Nissan Global Headquarters in Yokohama  (photo: TTTNIS)
Recently The Times referred to Nissan as a “troubled automaker.”  ("Nissan of Japan Discloses a New Recall, Adding to Its Problems," NYT, 6/2719). And business journals regularly point to "ailing companies." It won’t be long before you find the range of illnesses broadening with respect to industry. Imagine a neurosthenic appliance chain (they should be by the way with Amazon totally gobbling up the retail market), a hyperactive technology company with overly precocious apps and say a manufacturer of tractors like Caterpiller which suffers from an eating disorder to the extent that it chews up everything in its path.
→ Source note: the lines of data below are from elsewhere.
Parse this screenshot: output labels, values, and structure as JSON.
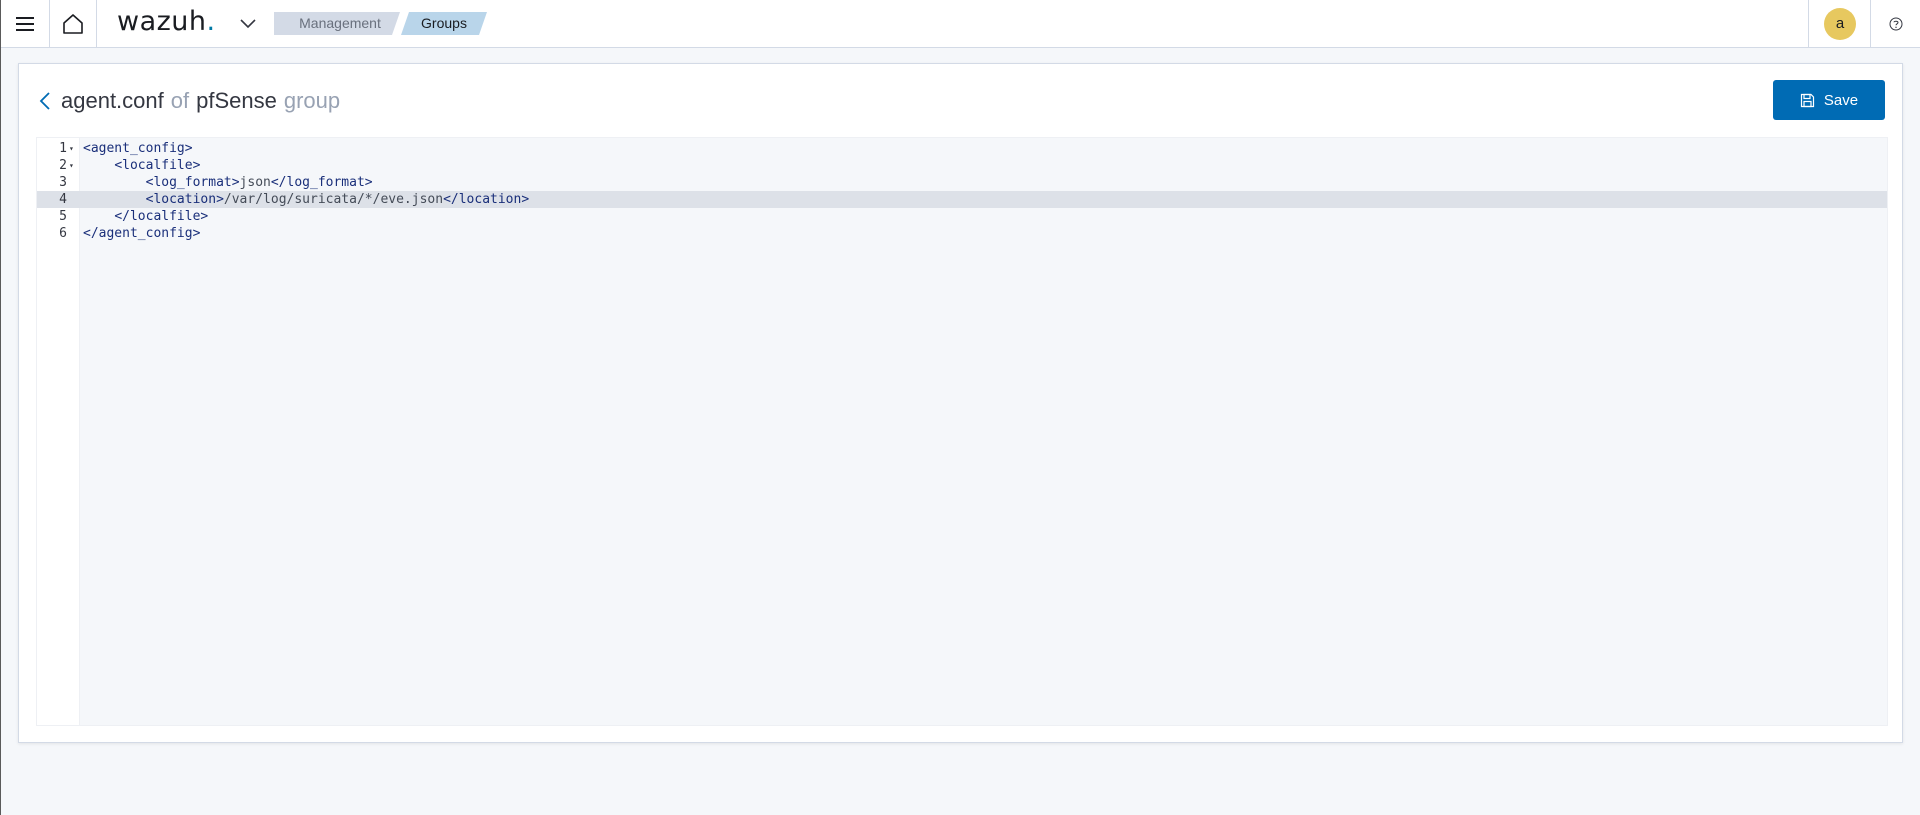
{
  "header": {
    "logo_text": "wazuh",
    "logo_dot": ".",
    "breadcrumbs": [
      {
        "label": "Management"
      },
      {
        "label": "Groups"
      }
    ],
    "user_initial": "a"
  },
  "panel": {
    "filename": "agent.conf",
    "of_word": "of",
    "group_name": "pfSense",
    "group_word": "group",
    "save_label": "Save"
  },
  "editor": {
    "lines": [
      {
        "num": "1",
        "foldable": true,
        "indent": "",
        "tag_open": "<agent_config>",
        "text": "",
        "tag_close": ""
      },
      {
        "num": "2",
        "foldable": true,
        "indent": "    ",
        "tag_open": "<localfile>",
        "text": "",
        "tag_close": ""
      },
      {
        "num": "3",
        "foldable": false,
        "indent": "        ",
        "tag_open": "<log_format>",
        "text": "json",
        "tag_close": "</log_format>"
      },
      {
        "num": "4",
        "foldable": false,
        "indent": "        ",
        "tag_open": "<location>",
        "text": "/var/log/suricata/*/eve.json",
        "tag_close": "</location>"
      },
      {
        "num": "5",
        "foldable": false,
        "indent": "    ",
        "tag_open": "</localfile>",
        "text": "",
        "tag_close": ""
      },
      {
        "num": "6",
        "foldable": false,
        "indent": "",
        "tag_open": "</agent_config>",
        "text": "",
        "tag_close": ""
      }
    ],
    "active_line": "4"
  },
  "colors": {
    "primary": "#006bb4",
    "avatar": "#e7c85f",
    "crumb_active": "#b9d5ea",
    "crumb_inactive": "#d3dae6"
  },
  "icons": {
    "menu": "hamburger-icon",
    "home": "home-icon",
    "chevron": "chevron-down-icon",
    "back": "arrow-left-icon",
    "save": "save-icon",
    "help": "help-icon"
  }
}
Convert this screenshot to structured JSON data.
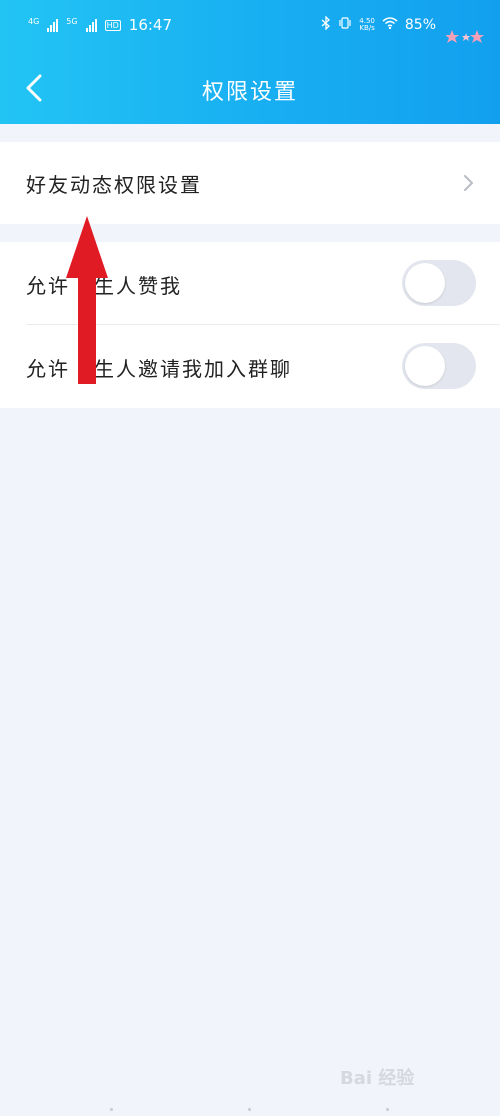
{
  "status_bar": {
    "net1": "4G",
    "net2": "5G",
    "hd": "HD",
    "time": "16:47",
    "speed_top": "4.50",
    "speed_bottom": "KB/s",
    "battery": "85%"
  },
  "header": {
    "title": "权限设置",
    "back_icon": "chevron-left-icon"
  },
  "settings": {
    "friend_feed": {
      "label": "好友动态权限设置",
      "icon": "chevron-right-icon"
    },
    "toggles": [
      {
        "label_a": "允许",
        "label_b": "生人赞我",
        "on": false
      },
      {
        "label_a": "允许",
        "label_b": "生人邀请我加入群聊",
        "on": false
      }
    ]
  },
  "annotation": {
    "color": "#e01b24",
    "icon": "red-up-arrow"
  },
  "watermark": {
    "text": "Bai 经验"
  },
  "colors": {
    "header_start": "#22c4f4",
    "header_end": "#12a0ee",
    "background": "#f1f4fb"
  }
}
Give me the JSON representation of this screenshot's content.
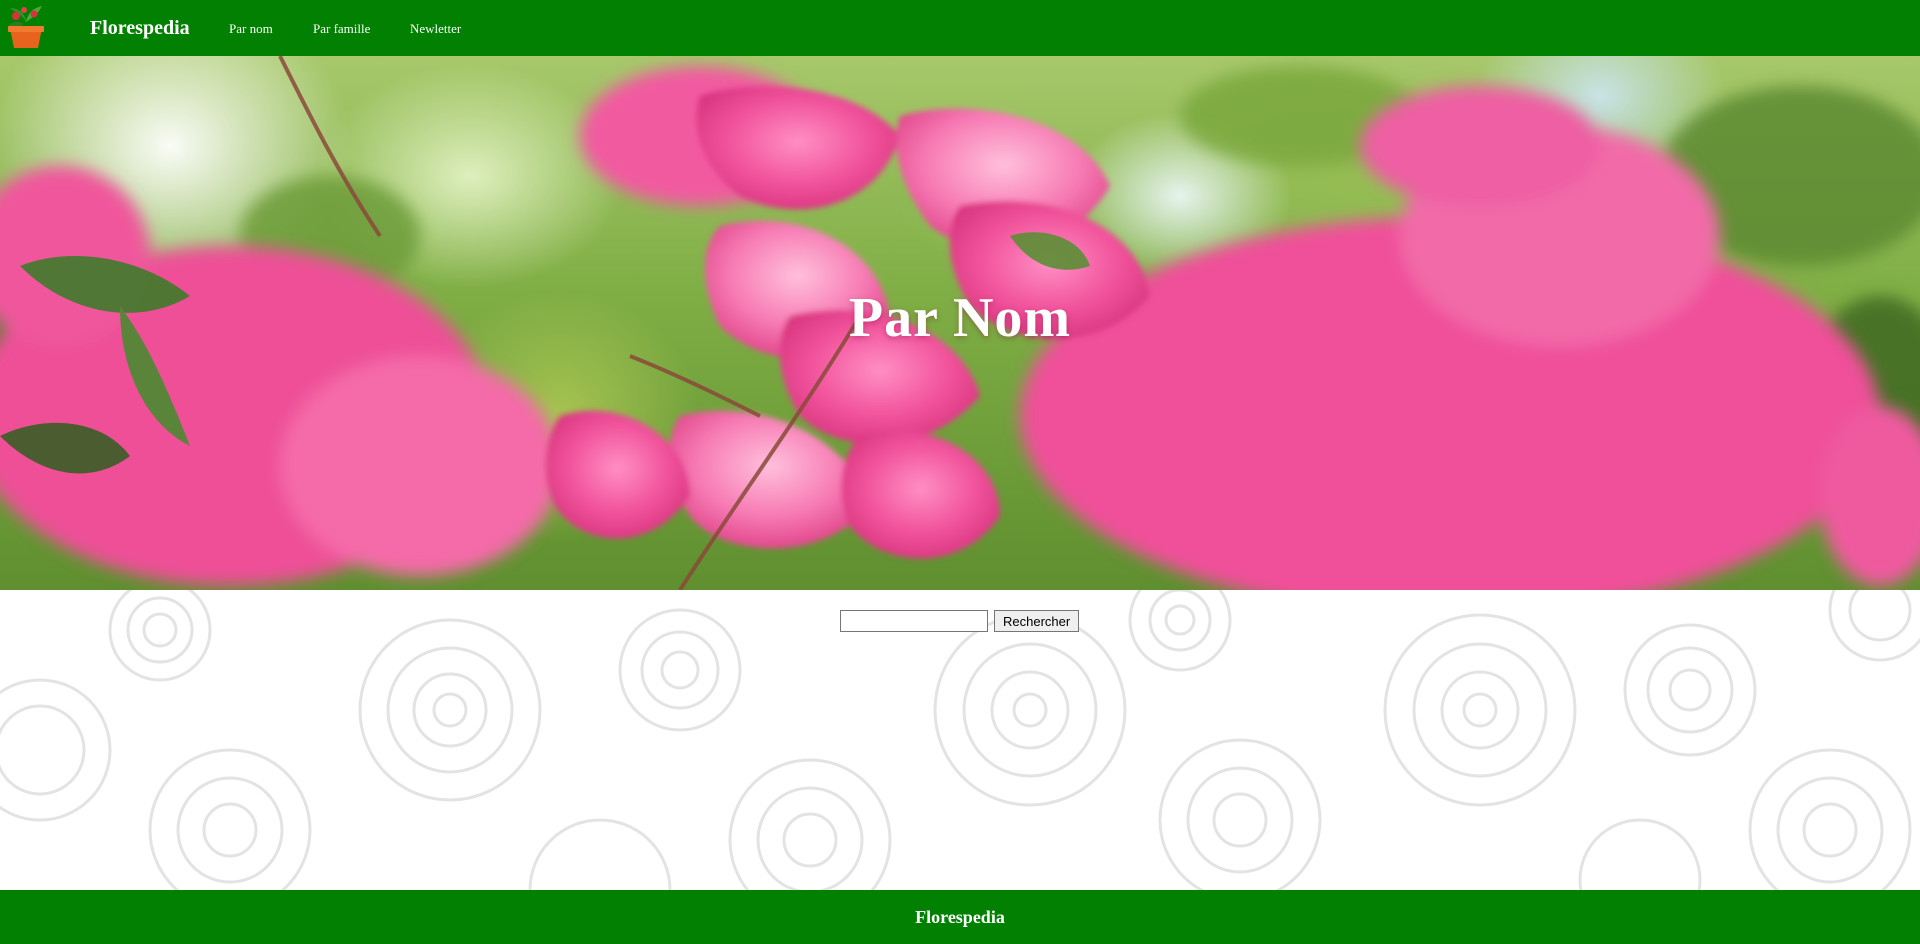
{
  "header": {
    "brand": "Florespedia",
    "nav": [
      {
        "label": "Par nom"
      },
      {
        "label": "Par famille"
      },
      {
        "label": "Newletter"
      }
    ]
  },
  "hero": {
    "title": "Par Nom"
  },
  "search": {
    "value": "",
    "button_label": "Rechercher"
  },
  "footer": {
    "text": "Florespedia"
  },
  "colors": {
    "header_bg": "#018001",
    "footer_bg": "#018001",
    "flower_pink": "#f0529a",
    "text_light": "#ffffff"
  },
  "icons": {
    "logo": "potted-plant-icon"
  }
}
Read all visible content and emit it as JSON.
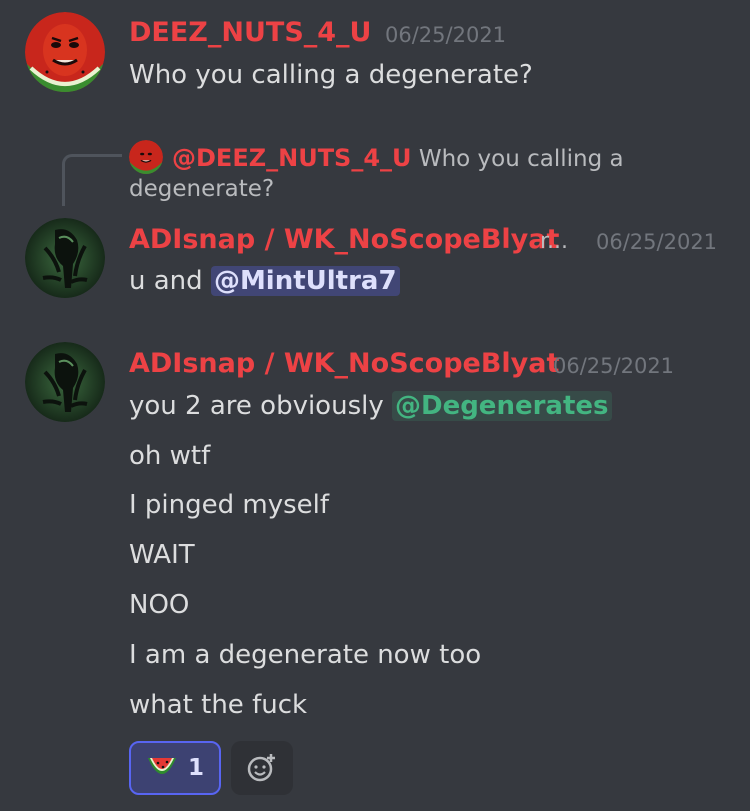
{
  "colors": {
    "background": "#36393f",
    "username_red": "#ed4245",
    "timestamp": "#72767d",
    "mention_user_bg": "#414675",
    "mention_role": "#43b581",
    "reaction_border": "#5865f2"
  },
  "messages": [
    {
      "author": "DEEZ_NUTS_4_U",
      "timestamp": "06/25/2021",
      "avatar_icon": "watermelon-face-avatar",
      "lines": [
        "Who you calling a degenerate?"
      ]
    },
    {
      "reply_to": {
        "mention": "@DEEZ_NUTS_4_U",
        "text_line1": "Who you calling a",
        "text_line2": "degenerate?"
      },
      "author": "ADIsnap / WK_NoScopeBlyat",
      "author_suffix": "r...",
      "timestamp": "06/25/2021",
      "avatar_icon": "alien-creature-avatar",
      "text_prefix": "u and",
      "mention": "@MintUltra7"
    },
    {
      "author": "ADIsnap / WK_NoScopeBlyat",
      "timestamp": "06/25/2021",
      "avatar_icon": "alien-creature-avatar",
      "first_prefix": "you 2 are obviously",
      "role_mention": "@Degenerates",
      "lines": [
        "oh wtf",
        "I pinged myself",
        "WAIT",
        "NOO",
        "I am a degenerate now too",
        "what the fuck"
      ],
      "reactions": [
        {
          "icon": "watermelon-emoji-icon",
          "count": "1"
        }
      ],
      "add_reaction_icon": "add-emoji-icon"
    }
  ]
}
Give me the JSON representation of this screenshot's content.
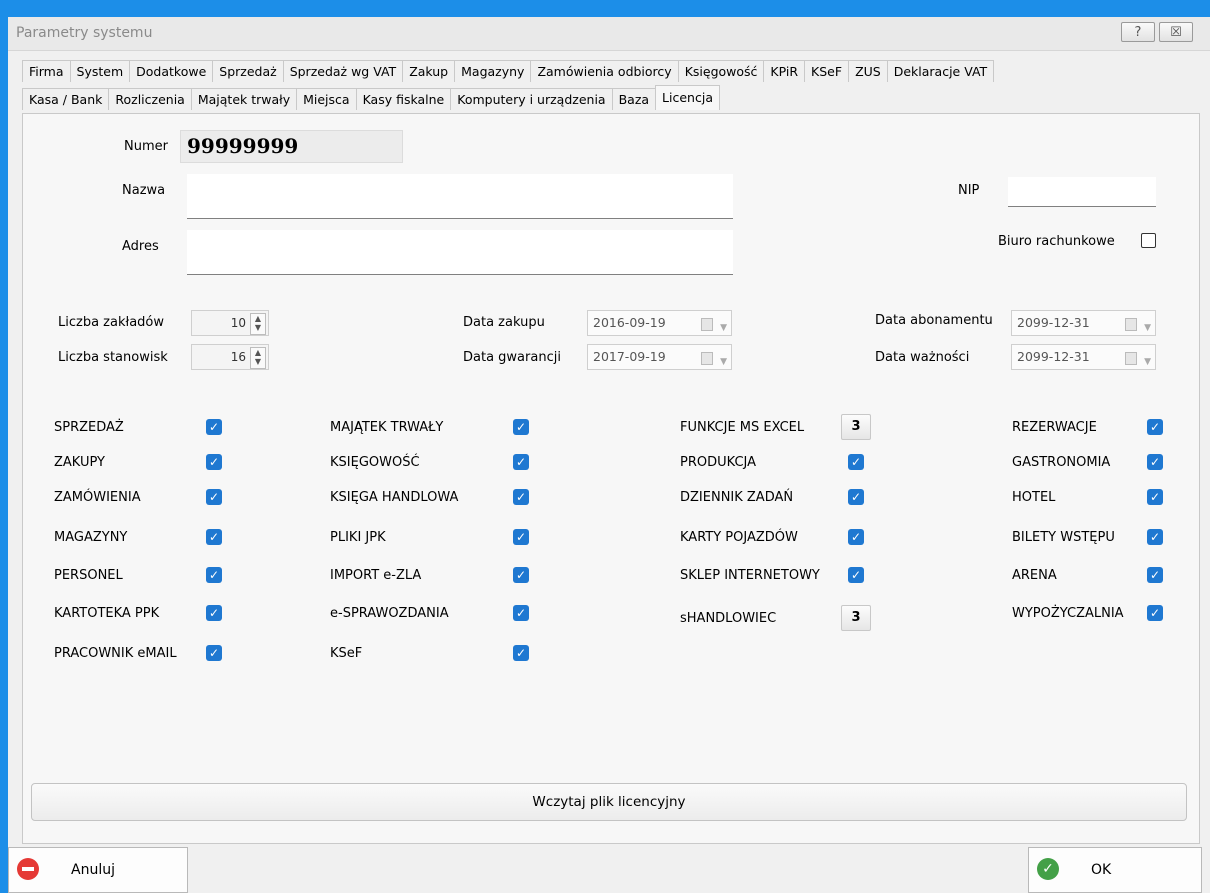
{
  "window": {
    "title": "Parametry systemu",
    "help_label": "?",
    "close_label": "☒"
  },
  "tabs_row1": [
    "Firma",
    "System",
    "Dodatkowe",
    "Sprzedaż",
    "Sprzedaż wg VAT",
    "Zakup",
    "Magazyny",
    "Zamówienia odbiorcy",
    "Księgowość",
    "KPiR",
    "KSeF",
    "ZUS",
    "Deklaracje VAT"
  ],
  "tabs_row2": [
    "Kasa / Bank",
    "Rozliczenia",
    "Majątek trwały",
    "Miejsca",
    "Kasy fiskalne",
    "Komputery i urządzenia",
    "Baza",
    "Licencja"
  ],
  "active_tab": "Licencja",
  "license": {
    "numer_label": "Numer",
    "numer_value": "99999999",
    "nazwa_label": "Nazwa",
    "nazwa_value": "",
    "adres_label": "Adres",
    "adres_value": "",
    "nip_label": "NIP",
    "nip_value": "",
    "biuro_label": "Biuro rachunkowe",
    "biuro_checked": false,
    "zaklady_label": "Liczba zakładów",
    "zaklady_value": "10",
    "stanowiska_label": "Liczba stanowisk",
    "stanowiska_value": "16",
    "data_zakupu_label": "Data zakupu",
    "data_zakupu_value": "2016-09-19",
    "data_gwarancji_label": "Data gwarancji",
    "data_gwarancji_value": "2017-09-19",
    "data_abonamentu_label": "Data abonamentu",
    "data_abonamentu_value": "2099-12-31",
    "data_waznosci_label": "Data ważności",
    "data_waznosci_value": "2099-12-31"
  },
  "modules": {
    "col1": [
      "SPRZEDAŻ",
      "ZAKUPY",
      "ZAMÓWIENIA",
      "MAGAZYNY",
      "PERSONEL",
      "KARTOTEKA PPK",
      "PRACOWNIK eMAIL"
    ],
    "col2": [
      "MAJĄTEK TRWAŁY",
      "KSIĘGOWOŚĆ",
      "KSIĘGA HANDLOWA",
      "PLIKI JPK",
      "IMPORT e-ZLA",
      "e-SPRAWOZDANIA",
      "KSeF"
    ],
    "col3": [
      "FUNKCJE MS EXCEL",
      "PRODUKCJA",
      "DZIENNIK ZADAŃ",
      "KARTY POJAZDÓW",
      "SKLEP INTERNETOWY",
      "sHANDLOWIEC"
    ],
    "col3_counts": {
      "excel": "3",
      "shandlowiec": "3"
    },
    "col4": [
      "REZERWACJE",
      "GASTRONOMIA",
      "HOTEL",
      "BILETY WSTĘPU",
      "ARENA",
      "WYPOŻYCZALNIA"
    ]
  },
  "buttons": {
    "load_license": "Wczytaj plik licencyjny",
    "cancel": "Anuluj",
    "ok": "OK"
  },
  "colors": {
    "accent": "#1c8ee8",
    "checkbox": "#1f78d1"
  }
}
Will "schizoaffective disorder" be employed when referring to certain companies, particularly in the pharmaceutical industry? The pathetic fallacy is a literary device whereby nature reflects emotions, but industry, usually thought to be a contrivance of man, is now taking on a life of its own. Many companies are, in fact, run by robots or people who behave like them and often the decisions they make can’t really be attributed to a human factor. So it does seem like a cheap way out to start making entities rather than people the repository of seemingly human frailties, but that’s what happens when you’re dealing with a powerful machine. Like a gifted person, it too can face challenges.